Com isso, os alunos e seus deslizes são vistos e tratados de um modo muito impessoal, não há diálogo, não há indagação, não há investigação, não se busca conhecer os motivos dos adolescentes para se comportarem de um modo ou de outro. Se o ponto de partida e de

chegada não é o sujeito real ali presente, com todas as suas dores ou alegrias, mas as regras que devem ser cumpridas, torna-se difícil convencer os alunos adolescentes de que as regras são importantes, necessárias ao bem comum da escola. Assim, o processo que Elias (1994) denominou de reticular entre os indivíduos e que permite a formação da sua personalidade, ou que Vigotski (apud OLIVEIRA, 2001) chamou de processo de mediação, fica prejudicado e, por sua vez, fadado ao fracasso se a finalidade da escola é o de educar seus alunos na sua plenitude. Ou, como demonstraram os relatos no Capítulo 7 e Apêndice 1, a escola fracassa também se o seu objetivo é apenas o de exercer controle sobre seus alunos. Porque eles se rebelam. Submeter-se às regras e aos adultos da escola não é coerente com o seu sentimento de potência. Submeter-se a quem não os reconhecem como sujeito seria uma derrota, seria admitir sua impotência em relação ao outro.
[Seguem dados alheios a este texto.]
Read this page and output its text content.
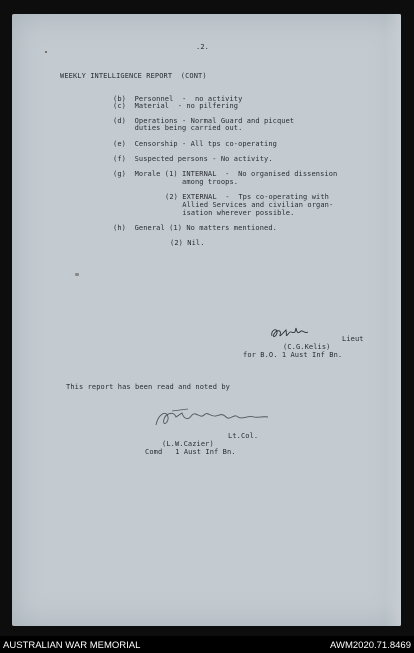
.2.
WEEKLY INTELLIGENCE REPORT  (CONT)
(b)  Personnel  -  no activity
(c)  Material  - no pilfering
(d)  Operations - Normal Guard and picquet
duties being carried out.
(e)  Censorship - All tps co-operating
(f)  Suspected persons - No activity.
(g)  Morale (1) INTERNAL  -  No organised dissension
among troops.
(2) EXTERNAL  -  Tps co-operating with
Allied Services and civilian organ-
isation wherever possible.
(h)  General (1) No matters mentioned.
(2) Nil.
Lieut
(C.G.Kelis)
for B.O. 1 Aust Inf Bn.
This report has been read and noted by
Lt.Col.
(L.W.Cazier)
Comd   1 Aust Inf Bn.
AUSTRALIAN WAR MEMORIAL	AWM2020.71.8469
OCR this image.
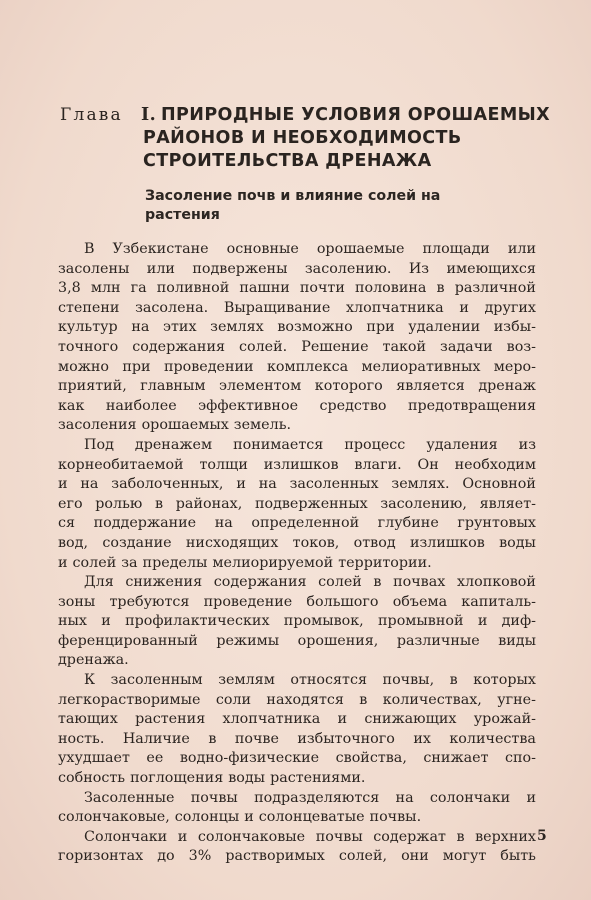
Глава I. ПРИРОДНЫЕ УСЛОВИЯ ОРОШАЕМЫХ
РАЙОНОВ И НЕОБХОДИМОСТЬ
СТРОИТЕЛЬСТВА ДРЕНАЖА
Засоление почв и влияние солей на
растения
В Узбекистане основные орошаемые площади или
засолены или подвержены засолению. Из имеющихся
3,8 млн га поливной пашни почти половина в различной
степени засолена. Выращивание хлопчатника и других
культур на этих землях возможно при удалении избы-
точного содержания солей. Решение такой задачи воз-
можно при проведении комплекса мелиоративных меро-
приятий, главным элементом которого является дренаж
как наиболее эффективное средство предотвращения
засоления орошаемых земель.
Под дренажем понимается процесс удаления из
корнеобитаемой толщи излишков влаги. Он необходим
и на заболоченных, и на засоленных землях. Основной
его ролью в районах, подверженных засолению, являет-
ся поддержание на определенной глубине грунтовых
вод, создание нисходящих токов, отвод излишков воды
и солей за пределы мелиорируемой территории.
Для снижения содержания солей в почвах хлопковой
зоны требуются проведение большого объема капиталь-
ных и профилактических промывок, промывной и диф-
ференцированный режимы орошения, различные виды
дренажа.
К засоленным землям относятся почвы, в которых
легкорастворимые соли находятся в количествах, угне-
тающих растения хлопчатника и снижающих урожай-
ность. Наличие в почве избыточного их количества
ухудшает ее водно-физические свойства, снижает спо-
собность поглощения воды растениями.
Засоленные почвы подразделяются на солончаки и
солончаковые, солонцы и солонцеватые почвы.
Солончаки и солончаковые почвы содержат в верхних
горизонтах до 3% растворимых солей, они могут быть
5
E como afirma Freinet (1998, p. 198), o indivíduo “jamais se acomoda à derrota. Precisa vencer e triunfar.”

Mas existe um problema da administração da escola que é mais sério do que os outros porque diz respeito ao fim último, primordial da escola, que é o de oferecer aos estudantes as condições necessárias para se educarem. Ora, administrar, em seu sentido geral, é utilizar racionalmente os recursos necessários para realizar os fins da educação (PARO, 2006). Numa escola, utilizar racionalmente os recursos demanda, entre outras providências, a coordenação do esforço coletivo dos professores. E isso não é feito no dia a dia da escola. Diretor e coordenadores não têm os meios necessários para realizar essa responsabilidade. É desse modo, sem um acordo coletivo que oriente o esforço coletivo dos professores, que – individualmente, orientados ou conduzidos por uma concepção tradicional de educação - eles desenvolvem seu trabalho em sala de aula.

Desse modo, direção e coordenação não têm acesso aos meios necessários para administrar a escola no sentido de garantir o direito do educando à educação plena.